# Reheating Bread



## Psiguyy

I made some french dip sandwiches for lunch today and heated the bread the way I always do.  My lunch guest freaked out.  Am I the only one who runs their french rolls under running water before popping into the oven to heat up?  I find the crust gets rejuvenated when I wet it with water.  Comes out with a nice crisp crust and the bread doesn't dry out.  

How do you warm up your bread and rolls?


----------



## kitchenelf

I do it too!!  That's how my mother taught me.  I also sometimes do that with rice in the microwave.


----------



## mudbug

Wow, psiguyy - I have never heard of your method.  If I need to reheat fast, sometimes I put the bread in a lunchbag, sprinkle a little water in, close the bag and nuke it for about 15 seconds.  Usually, though, I wrap in foil and throw in low oven while I'm fixing the rest of the meal.


----------



## marmalady

I do the mudbug thing with the dampened bag, but then put it in the oven - does the microwave crisp it like this, Mudbug?


----------



## mudbug

Not too well, marmalady.  Like I said, I only do that when I need it fast, warm, and not necessarily crispy.  I have bad luck nuking bread for too long - often turns out too chewy.


----------



## PA Baker

I usually wrap it in foil and put it in the oven.  Never heard of the wet method before, psiguyy!  How wet do you let the rolls get?


----------



## kitchenelf

When you run them under the facet they don't get that wet because the outside is kind of crispy already.  You can also just sprinkle them with water but it's much faster to just run them under the faucet.

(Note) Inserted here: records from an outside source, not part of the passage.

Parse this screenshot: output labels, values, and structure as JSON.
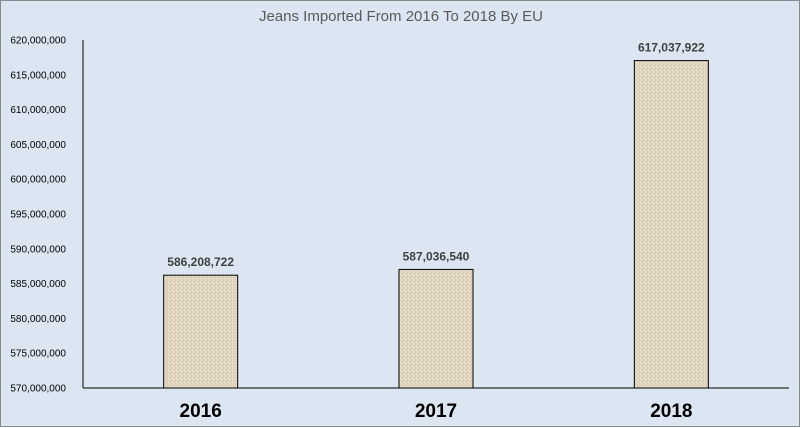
{
  "chart_data": {
    "type": "bar",
    "title": "Jeans Imported From 2016 To 2018 By EU",
    "xlabel": "",
    "ylabel": "",
    "categories": [
      "2016",
      "2017",
      "2018"
    ],
    "values": [
      586208722,
      587036540,
      617037922
    ],
    "data_labels": [
      "586,208,722",
      "587,036,540",
      "617,037,922"
    ],
    "ylim": [
      570000000,
      620000000
    ],
    "yticks": [
      570000000,
      575000000,
      580000000,
      585000000,
      590000000,
      595000000,
      600000000,
      605000000,
      610000000,
      615000000,
      620000000
    ],
    "ytick_labels": [
      "570,000,000",
      "575,000,000",
      "580,000,000",
      "585,000,000",
      "590,000,000",
      "595,000,000",
      "600,000,000",
      "605,000,000",
      "610,000,000",
      "615,000,000",
      "620,000,000"
    ],
    "grid": false,
    "legend": "none",
    "colors": {
      "background": "#dce6f2",
      "bar_fill": "#e4d9c5",
      "bar_texture": "#cbbd9f",
      "bar_stroke": "#000000",
      "axis": "#000000",
      "title": "#595959",
      "data_label": "#404040"
    }
  }
}
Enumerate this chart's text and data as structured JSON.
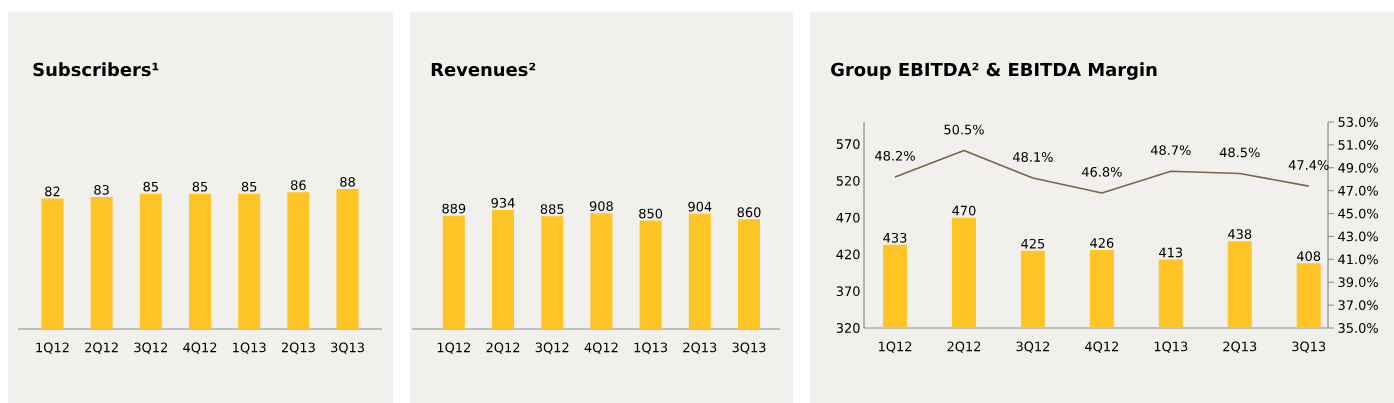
{
  "chart_data": [
    {
      "type": "bar",
      "title": "Subscribers¹",
      "categories": [
        "1Q12",
        "2Q12",
        "3Q12",
        "4Q12",
        "1Q13",
        "2Q13",
        "3Q13"
      ],
      "values": [
        82,
        83,
        85,
        85,
        85,
        86,
        88
      ],
      "color": "#ffc425",
      "data_labels": true,
      "tick_labels": "x"
    },
    {
      "type": "bar",
      "title": "Revenues²",
      "categories": [
        "1Q12",
        "2Q12",
        "3Q12",
        "4Q12",
        "1Q13",
        "2Q13",
        "3Q13"
      ],
      "values": [
        889,
        934,
        885,
        908,
        850,
        904,
        860
      ],
      "color": "#ffc425",
      "data_labels": true,
      "tick_labels": "x"
    },
    {
      "type": "bar",
      "title": "Group EBITDA² & EBITDA Margin",
      "categories": [
        "1Q12",
        "2Q12",
        "3Q12",
        "4Q12",
        "1Q13",
        "2Q13",
        "3Q13"
      ],
      "data_labels": true,
      "series": [
        {
          "type": "bar",
          "color": "#ffc425",
          "values": [
            433,
            470,
            425,
            426,
            413,
            438,
            408
          ]
        },
        {
          "type": "line",
          "axis": "y2",
          "color": "#7b6546",
          "values": [
            48.2,
            50.5,
            48.1,
            46.8,
            48.7,
            48.5,
            47.4
          ],
          "value_labels": [
            "48.2%",
            "50.5%",
            "48.1%",
            "46.8%",
            "48.7%",
            "48.5%",
            "47.4%"
          ]
        }
      ],
      "ylim": [
        320,
        600
      ],
      "yticks": [
        320,
        370,
        420,
        470,
        520,
        570
      ],
      "y2lim": [
        35,
        53
      ],
      "y2ticks": [
        {
          "value": 35,
          "label": "35.0%"
        },
        {
          "value": 37,
          "label": "37.0%"
        },
        {
          "value": 39,
          "label": "39.0%"
        },
        {
          "value": 41,
          "label": "41.0%"
        },
        {
          "value": 43,
          "label": "43.0%"
        },
        {
          "value": 45,
          "label": "45.0%"
        },
        {
          "value": 47,
          "label": "47.0%"
        },
        {
          "value": 49,
          "label": "49.0%"
        },
        {
          "value": 51,
          "label": "51.0%"
        },
        {
          "value": 53,
          "label": "53.0%"
        }
      ]
    }
  ]
}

You don't want to hold them there - just briefly run under the faucet.


----------



## PA Baker

kitchenelf said:
			
		

> When you run them under the facet they don't get that wet because the outside is kind of crispy already.  You can also just sprinkle them with water but it's much faster to just run them under the faucet.
> 
> You don't want to hold them there - just briefly run under the faucet.



Makes sense!  Silly me, I was picturing turning them into sponges!  :roll:


----------



## debthecook

I will wet very lightly a paper towel, put the roll in a soup bowl, cover with wet paper towel and micro for a few seconds.


----------



## Psiguyy

I do it like Kitchenelf.  Just turn the water on in the sink and pass the bread or rolls under the water until the whole outside is wet.  Takes a second or two.  You're not trying to make bread pudding.    

I heat it directly on the rack of my oven (toaster oven, usually) at 350 until the crust turns crunchy, but not browned anymore than it was originally.  

I've found that doing it like this is the closest I can get to freshly baked bread.  

Give it a try.  I think you'll be pleasantly surprised.


----------